If the imperial powers had relied only on robotic crafts, they never would have figured out how humans could survive in distant hostile worlds, simply because there was no need.

If humans are to travel beyond low Earth orbit, in the 21st Century we need to find similar solutions. How do people survive solar radiation, the space equivalent of scurvy?

If we don't send them, then no investment is made in solving the problem.

The imperial powers were, of course, motivated by greed and profit, but also by their finite resources. Earth's resources are finite. It may not happen for decades, or for centuries, but eventually we'll run out of resources.

Sixty years after President Kennedy sent the United States to the Moon for political prestige, NASA and its international partner agencies plan to hope to return to the Moon later this decade with Project Artemis.

Sure, some international prestige is involved, but this time we're not trying to prove we're better than a rival nation.

This time, it's to figure out how to stay.

Although private companies built Project Apollo, they did so based on NASA engineering specifications. NASA owned the technology.

That's certainly true of NASA's Space Launch System and Orion spacecraft, but those were dictated by Congress in 2010 to protect Space Shuttle and Constellation contractors from unemployment. They're jobs programs.

The rest of Project Artemis relies on the American private sector to provide services developed through competition and innovation.

The three ships Columbus used in 1492 were private trade ships hired to make the voyage.


An artist's concept of the Gateway, built by commercial and international partners. Image source: NASA.

A one-way trip to the Moon is about three days. Artemis astronauts may land directly on the lunar surface, or they may dock at Gateway, a space station made of commercial components. Unlike the International Space Station, Gateway will have its own solar electric propulsion system, capable of changing its orbit, or even leaving orbit to venture into cislunar space.

Space propulsion will advance, just as ship propulsion advanced from the Age of Sail, to the Age of Steam, the Age of Diesel, and the Age of Nuclear Power.

Artemis plans a semi-permanent crewed habitat at the Moon's South Pole. Robotic probes have collected evidence that frozen water ice may exist in craters there cloaked in permanent darkness.

Columbus and other early European sailors brought fresh water with them, which was used sparingly.
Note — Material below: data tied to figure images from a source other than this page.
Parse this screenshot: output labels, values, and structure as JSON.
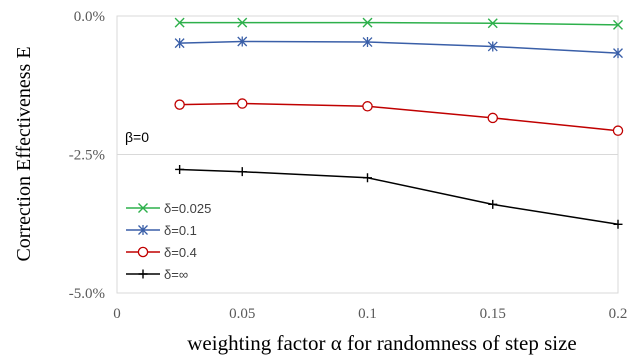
{
  "chart_data": {
    "type": "line",
    "xlabel": "weighting factor α for randomness of step size",
    "ylabel": "Correction Effectiveness E",
    "xlim": [
      0,
      0.2
    ],
    "ylim": [
      -5.0,
      0.0
    ],
    "x_ticks": [
      "0",
      "0.05",
      "0.1",
      "0.15",
      "0.2"
    ],
    "y_ticks": [
      "0.0%",
      "-2.5%",
      "-5.0%"
    ],
    "x_tick_values": [
      0,
      0.05,
      0.1,
      0.15,
      0.2
    ],
    "y_tick_values": [
      0.0,
      -2.5,
      -5.0
    ],
    "grid": {
      "horizontal": true,
      "vertical": false
    },
    "legend_position": "bottom-left",
    "annotation": "β=0",
    "x": [
      0.025,
      0.05,
      0.1,
      0.15,
      0.2
    ],
    "series": [
      {
        "name": "δ=0.025",
        "values": [
          -0.12,
          -0.12,
          -0.12,
          -0.13,
          -0.16
        ],
        "color": "#2db04b",
        "marker": "x"
      },
      {
        "name": "δ=0.1",
        "values": [
          -0.49,
          -0.46,
          -0.47,
          -0.55,
          -0.67
        ],
        "color": "#3a5fa8",
        "marker": "asterisk"
      },
      {
        "name": "δ=0.4",
        "values": [
          -1.6,
          -1.58,
          -1.63,
          -1.84,
          -2.07
        ],
        "color": "#c00000",
        "marker": "circle"
      },
      {
        "name": "δ=∞",
        "values": [
          -2.77,
          -2.81,
          -2.92,
          -3.4,
          -3.76
        ],
        "color": "#000000",
        "marker": "plus"
      }
    ]
  }
}
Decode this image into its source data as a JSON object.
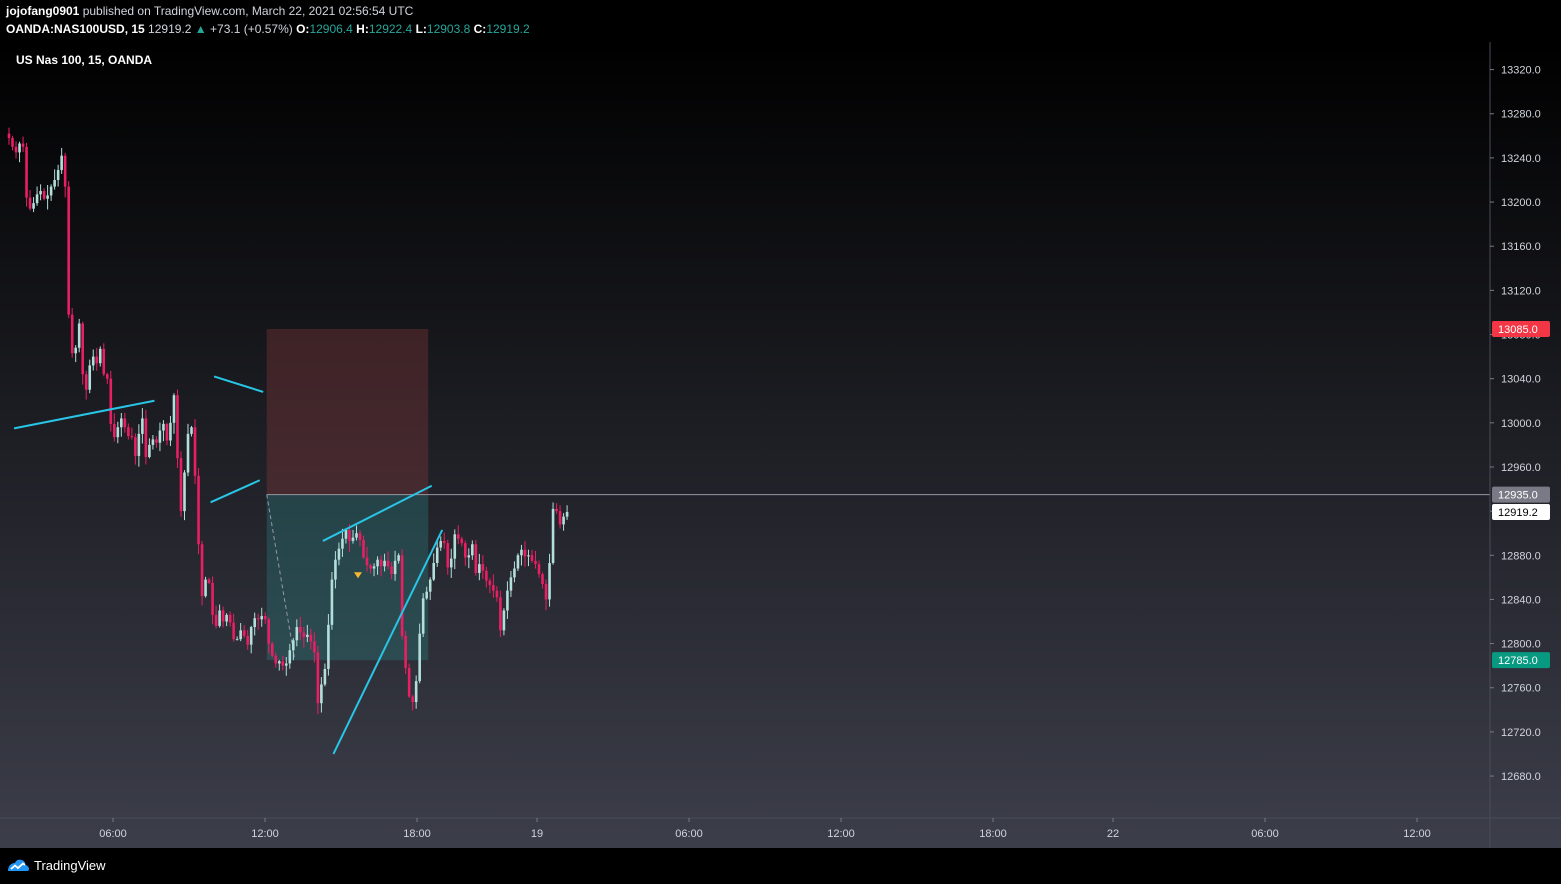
{
  "header": {
    "author": "jojofang0901",
    "published_text": "published on TradingView.com, March 22, 2021 02:56:54 UTC",
    "symbol": "OANDA:NAS100USD, 15",
    "last": "12919.2",
    "change_arrow": "▲",
    "change": "+73.1 (+0.57%)",
    "o_label": "O:",
    "o_value": "12906.4",
    "h_label": "H:",
    "h_value": "12922.4",
    "l_label": "L:",
    "l_value": "12903.8",
    "c_label": "C:",
    "c_value": "12919.2"
  },
  "footer": {
    "brand": "TradingView",
    "logo_icon": "tradingview-logo-icon"
  },
  "colors": {
    "up": "#b2dfdb",
    "down": "#e91e63",
    "trendline": "#29c5e6",
    "stop_zone": "#8a3a3d",
    "target_zone": "#2a8080",
    "price_marker_red": "#f23645",
    "price_marker_green": "#089981",
    "price_marker_gray": "#787b86"
  },
  "chart_data": {
    "type": "candlestick",
    "title": "US Nas 100, 15, OANDA",
    "y_axis_ticks": [
      "12680.0",
      "12720.0",
      "12760.0",
      "12800.0",
      "12840.0",
      "12880.0",
      "12920.0",
      "12960.0",
      "13000.0",
      "13040.0",
      "13080.0",
      "13120.0",
      "13160.0",
      "13200.0",
      "13240.0",
      "13280.0",
      "13320.0"
    ],
    "x_axis_ticks": [
      "06:00",
      "12:00",
      "18:00",
      "19",
      "06:00",
      "12:00",
      "18:00",
      "22",
      "06:00",
      "12:00"
    ],
    "ylim": [
      12642,
      13345
    ],
    "grid": false,
    "price_labels": [
      {
        "label": "13085.0",
        "value": 13085.0,
        "color": "#f23645"
      },
      {
        "label": "12935.0",
        "value": 12935.0,
        "color": "#787b86"
      },
      {
        "label": "12919.2",
        "value": 12919.2,
        "color": "#ffffff"
      },
      {
        "label": "12785.0",
        "value": 12785.0,
        "color": "#089981"
      }
    ],
    "position": {
      "entry": 12935.0,
      "stop": 13085.0,
      "target": 12785.0
    },
    "close_path": [
      13258,
      13250,
      13245,
      13253,
      13250,
      13204,
      13194,
      13199,
      13207,
      13210,
      13203,
      13206,
      13214,
      13220,
      13229,
      13242,
      13214,
      13098,
      13063,
      13068,
      13090,
      13044,
      13030,
      13052,
      13060,
      13054,
      13067,
      13044,
      13040,
      12999,
      12987,
      12996,
      13004,
      12996,
      12988,
      12987,
      12970,
      12990,
      13004,
      12969,
      12980,
      12985,
      12982,
      12993,
      12999,
      12984,
      13000,
      13025,
      12968,
      12920,
      12955,
      12990,
      12996,
      12952,
      12890,
      12843,
      12858,
      12855,
      12826,
      12816,
      12830,
      12820,
      12826,
      12819,
      12804,
      12804,
      12812,
      12807,
      12799,
      12815,
      12823,
      12822,
      12825,
      12822,
      12800,
      12789,
      12782,
      12784,
      12780,
      12782,
      12794,
      12803,
      12815,
      12810,
      12806,
      12808,
      12802,
      12792,
      12746,
      12763,
      12777,
      12817,
      12858,
      12876,
      12886,
      12895,
      12903,
      12893,
      12896,
      12900,
      12894,
      12878,
      12871,
      12868,
      12870,
      12876,
      12870,
      12875,
      12870,
      12863,
      12875,
      12880,
      12807,
      12778,
      12752,
      12747,
      12766,
      12809,
      12841,
      12847,
      12858,
      12873,
      12887,
      12893,
      12891,
      12869,
      12877,
      12899,
      12895,
      12891,
      12878,
      12880,
      12890,
      12864,
      12872,
      12866,
      12857,
      12853,
      12848,
      12842,
      12812,
      12830,
      12848,
      12860,
      12868,
      12880,
      12885,
      12879,
      12880,
      12875,
      12872,
      12863,
      12854,
      12840,
      12873,
      12922,
      12920,
      12908,
      12915,
      12919.2
    ],
    "drawings": [
      {
        "type": "trendline",
        "from": {
          "x": "2021-03-18 23:00",
          "y": 12995
        },
        "to": {
          "x": "2021-03-19 09:00",
          "y": 13020
        }
      },
      {
        "type": "trendline",
        "from": {
          "x": "2021-03-19 13:15",
          "y": 13042
        },
        "to": {
          "x": "2021-03-19 16:45",
          "y": 13028
        }
      },
      {
        "type": "trendline",
        "from": {
          "x": "2021-03-19 13:00",
          "y": 12928
        },
        "to": {
          "x": "2021-03-19 16:30",
          "y": 12948
        }
      },
      {
        "type": "trendline",
        "from": {
          "x": "2021-03-19 21:00",
          "y": 12893
        },
        "to": {
          "x": "2021-03-22 04:45",
          "y": 12943
        }
      },
      {
        "type": "trendline",
        "from": {
          "x": "2021-03-19 21:45",
          "y": 12700
        },
        "to": {
          "x": "2021-03-22 05:30",
          "y": 12903
        }
      }
    ]
  }
}
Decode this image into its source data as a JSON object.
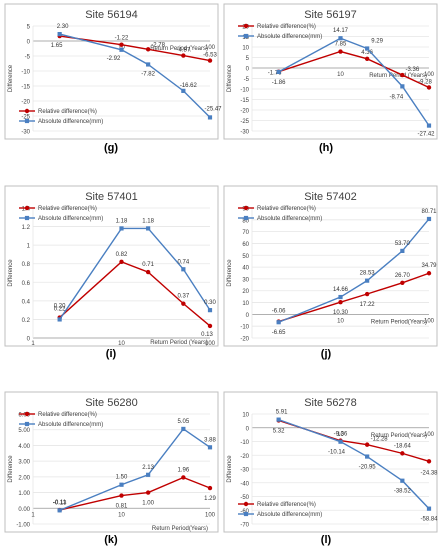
{
  "colors": {
    "relative": "#c00000",
    "absolute": "#4a7fc1",
    "frame": "#bfbfbf",
    "grid": "#e6e6e6",
    "text": "#404040"
  },
  "chart_data": [
    {
      "id": "g",
      "type": "line",
      "title": "Site 56194",
      "panel_label": "(g)",
      "xscale": "log",
      "xlim": [
        1,
        100
      ],
      "ylim": [
        -30,
        5
      ],
      "yticks": [
        5,
        0,
        -5,
        -10,
        -15,
        -20,
        -25,
        -30
      ],
      "xticks": [
        {
          "v": 10,
          "label": "10"
        },
        {
          "v": 100,
          "label": "100"
        }
      ],
      "ylabel": "Difference",
      "xlabel": "Return Period (Years)",
      "xlabel_v": 0,
      "legend": {
        "position": "bottom-left"
      },
      "series": [
        {
          "name": "Relative difference(%)",
          "key": "relative",
          "marker": "circle",
          "x": [
            2,
            10,
            20,
            50,
            100
          ],
          "y": [
            1.65,
            -1.22,
            -2.78,
            -4.87,
            -6.53
          ],
          "labels": [
            "1.65",
            "-1.22",
            "-2.78",
            "-4.87",
            "-6.53"
          ]
        },
        {
          "name": "Absolute difference(mm)",
          "key": "absolute",
          "marker": "square",
          "x": [
            2,
            10,
            20,
            50,
            100
          ],
          "y": [
            2.3,
            -2.92,
            -7.82,
            -16.62,
            -25.47
          ],
          "labels": [
            "2.30",
            "-2.92",
            "-7.82",
            "-16.62",
            "-25.47"
          ]
        }
      ]
    },
    {
      "id": "h",
      "type": "line",
      "title": "Site 56197",
      "panel_label": "(h)",
      "xscale": "log",
      "xlim": [
        1,
        100
      ],
      "ylim": [
        -30,
        20
      ],
      "yticks": [
        20,
        15,
        10,
        5,
        0,
        -5,
        -10,
        -15,
        -20,
        -25,
        -30
      ],
      "xticks": [
        {
          "v": 10,
          "label": "10"
        },
        {
          "v": 100,
          "label": "100"
        }
      ],
      "ylabel": "Difference",
      "xlabel": "Return Period (Years)",
      "xlabel_v": 0,
      "legend": {
        "position": "top-left"
      },
      "series": [
        {
          "name": "Relative difference(%)",
          "key": "relative",
          "marker": "circle",
          "x": [
            2,
            10,
            20,
            50,
            100
          ],
          "y": [
            -1.76,
            7.85,
            4.36,
            -3.36,
            -9.28
          ],
          "labels": [
            "-1.76",
            "7.85",
            "4.36",
            "-3.36",
            "-9.28"
          ]
        },
        {
          "name": "Absolute difference(mm)",
          "key": "absolute",
          "marker": "square",
          "x": [
            2,
            10,
            20,
            50,
            100
          ],
          "y": [
            -1.86,
            14.17,
            9.29,
            -8.74,
            -27.42
          ],
          "labels": [
            "-1.86",
            "14.17",
            "9.29",
            "-8.74",
            "-27.42"
          ]
        }
      ]
    },
    {
      "id": "i",
      "type": "line",
      "title": "Site 57401",
      "panel_label": "(i)",
      "xscale": "log",
      "xlim": [
        1,
        100
      ],
      "ylim": [
        0,
        1.4
      ],
      "yticks": [
        1.4,
        1.2,
        1,
        0.8,
        0.6,
        0.4,
        0.2,
        0
      ],
      "xticks": [
        {
          "v": 1,
          "label": "1"
        },
        {
          "v": 10,
          "label": "10"
        },
        {
          "v": 100,
          "label": "100"
        }
      ],
      "ylabel": "Difference",
      "xlabel": "Return Period (Years)",
      "xlabel_v": 0,
      "legend": {
        "position": "top-left"
      },
      "series": [
        {
          "name": "Relative difference(%)",
          "key": "relative",
          "marker": "circle",
          "x": [
            2,
            10,
            20,
            50,
            100
          ],
          "y": [
            0.22,
            0.82,
            0.71,
            0.37,
            0.13
          ],
          "labels": [
            "0.22",
            "0.82",
            "0.71",
            "0.37",
            "0.13"
          ]
        },
        {
          "name": "Absolute difference(mm)",
          "key": "absolute",
          "marker": "square",
          "x": [
            2,
            10,
            20,
            50,
            100
          ],
          "y": [
            0.2,
            1.18,
            1.18,
            0.74,
            0.3
          ],
          "labels": [
            "0.20",
            "1.18",
            "1.18",
            "0.74",
            "0.30"
          ]
        }
      ]
    },
    {
      "id": "j",
      "type": "line",
      "title": "Site 57402",
      "panel_label": "(j)",
      "xscale": "log",
      "xlim": [
        1,
        100
      ],
      "ylim": [
        -20,
        90
      ],
      "yticks": [
        90,
        80,
        70,
        60,
        50,
        40,
        30,
        20,
        10,
        0,
        -10,
        -20
      ],
      "xticks": [
        {
          "v": 10,
          "label": "10"
        },
        {
          "v": 100,
          "label": "100"
        }
      ],
      "ylabel": "Difference",
      "xlabel": "Return Period(Years)",
      "xlabel_v": 0,
      "legend": {
        "position": "top-left"
      },
      "series": [
        {
          "name": "Relative difference(%)",
          "key": "relative",
          "marker": "circle",
          "x": [
            2,
            10,
            20,
            50,
            100
          ],
          "y": [
            -6.06,
            10.3,
            17.22,
            26.7,
            34.79
          ],
          "labels": [
            "-6.06",
            "10.30",
            "17.22",
            "26.70",
            "34.79"
          ]
        },
        {
          "name": "Absolute difference(mm)",
          "key": "absolute",
          "marker": "square",
          "x": [
            2,
            10,
            20,
            50,
            100
          ],
          "y": [
            -6.65,
            14.66,
            28.53,
            53.7,
            80.71
          ],
          "labels": [
            "-6.65",
            "14.66",
            "28.53",
            "53.70",
            "80.71"
          ]
        }
      ]
    },
    {
      "id": "k",
      "type": "line",
      "title": "Site 56280",
      "panel_label": "(k)",
      "xscale": "log",
      "xlim": [
        1,
        100
      ],
      "ylim": [
        -1,
        6
      ],
      "yticks": [
        6,
        5,
        4,
        3,
        2,
        1,
        0,
        -1
      ],
      "ytick_format": "2dp",
      "xticks": [
        {
          "v": 1,
          "label": "1"
        },
        {
          "v": 10,
          "label": "10"
        },
        {
          "v": 100,
          "label": "100"
        }
      ],
      "ylabel": "Difference",
      "xlabel": "Return Period(Years)",
      "xlabel_v": -1,
      "legend": {
        "position": "top-left"
      },
      "series": [
        {
          "name": "Relative difference(%)",
          "key": "relative",
          "marker": "circle",
          "x": [
            2,
            10,
            20,
            50,
            100
          ],
          "y": [
            -0.11,
            0.81,
            1.0,
            1.96,
            1.29
          ],
          "labels": [
            "-0.11",
            "0.81",
            "1.00",
            "1.96",
            "1.29"
          ]
        },
        {
          "name": "Absolute difference(mm)",
          "key": "absolute",
          "marker": "square",
          "x": [
            2,
            10,
            20,
            50,
            100
          ],
          "y": [
            -0.13,
            1.5,
            2.13,
            5.05,
            3.88
          ],
          "labels": [
            "-0.13",
            "1.50",
            "2.13",
            "5.05",
            "3.88"
          ]
        }
      ]
    },
    {
      "id": "l",
      "type": "line",
      "title": "Site 56278",
      "panel_label": "(l)",
      "xscale": "log",
      "xlim": [
        1,
        100
      ],
      "ylim": [
        -70,
        10
      ],
      "yticks": [
        10,
        0,
        -10,
        -20,
        -30,
        -40,
        -50,
        -60,
        -70
      ],
      "xticks": [
        {
          "v": 10,
          "label": "10"
        },
        {
          "v": 100,
          "label": "100"
        }
      ],
      "ylabel": "Difference",
      "xlabel": "Return Period(Years)",
      "xlabel_v": 0,
      "legend": {
        "position": "bottom-left"
      },
      "series": [
        {
          "name": "Relative difference(%)",
          "key": "relative",
          "marker": "circle",
          "x": [
            2,
            10,
            20,
            50,
            100
          ],
          "y": [
            5.32,
            -9.36,
            -12.28,
            -18.64,
            -24.38
          ],
          "labels": [
            "5.32",
            "-9.36",
            "-12.28",
            "-18.64",
            "-24.38"
          ]
        },
        {
          "name": "Absolute difference(mm)",
          "key": "absolute",
          "marker": "square",
          "x": [
            2,
            10,
            20,
            50,
            100
          ],
          "y": [
            5.91,
            -10.14,
            -20.95,
            -38.52,
            -58.84
          ],
          "labels": [
            "5.91",
            "-10.14",
            "-20.95",
            "-38.52",
            "-58.84"
          ]
        }
      ]
    }
  ]
}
Rain water was collected along the way, if it rained at all.

On today's ISS, robotic cargo ships periodically deliver fresh water, although water is constantly recycled, even from sweat and urine.

Much of the ISS food is freeze-dried. It's reconstituted with warm water for consumption.

That's not far off from what the Columbus crews did. Their food was dried, pickled, or salted to last up to a year, although maggots were a constant problem. When it was time to consume the dried food, the sailors added water, just as do the ISS crew.

Dr. Park died in April 2020 at age 89. As did his contemporary, Carl Sagan, Park delighted in debunking pseudoscience, or what he called “voodoo science.”

If I would have had the chance to discuss the matter with him, I might have agreed with him that there was no immediate reason, rational or “romantic,” to send people back to the Moon or to Mars.

I would, however, have argued that he misinterpreted the nature of the Columbus voyage, and the other great voyages of exploration (and conquest) that were to follow.

The Age of Sail took almost four hundred years to pass. It might take that long for us to figure out how humans can survive on the Moon, Mars, and throughout the solar system.

If we only ever send robots, then we'll never learn how humans can live safely off the planet. It may not be necessary tomorrow, the next decade, or even the next century.

But it is inevitable.

Even when the day comes that artificially intelligent robots can perform the same tasks as a human, they will be in service of humans.

Robots will reduce the risk for the humans to follow.

I would tell Dr. Park, yes, send the drone first if you must.

But the humans must follow.

If not ... Why did you send the drone?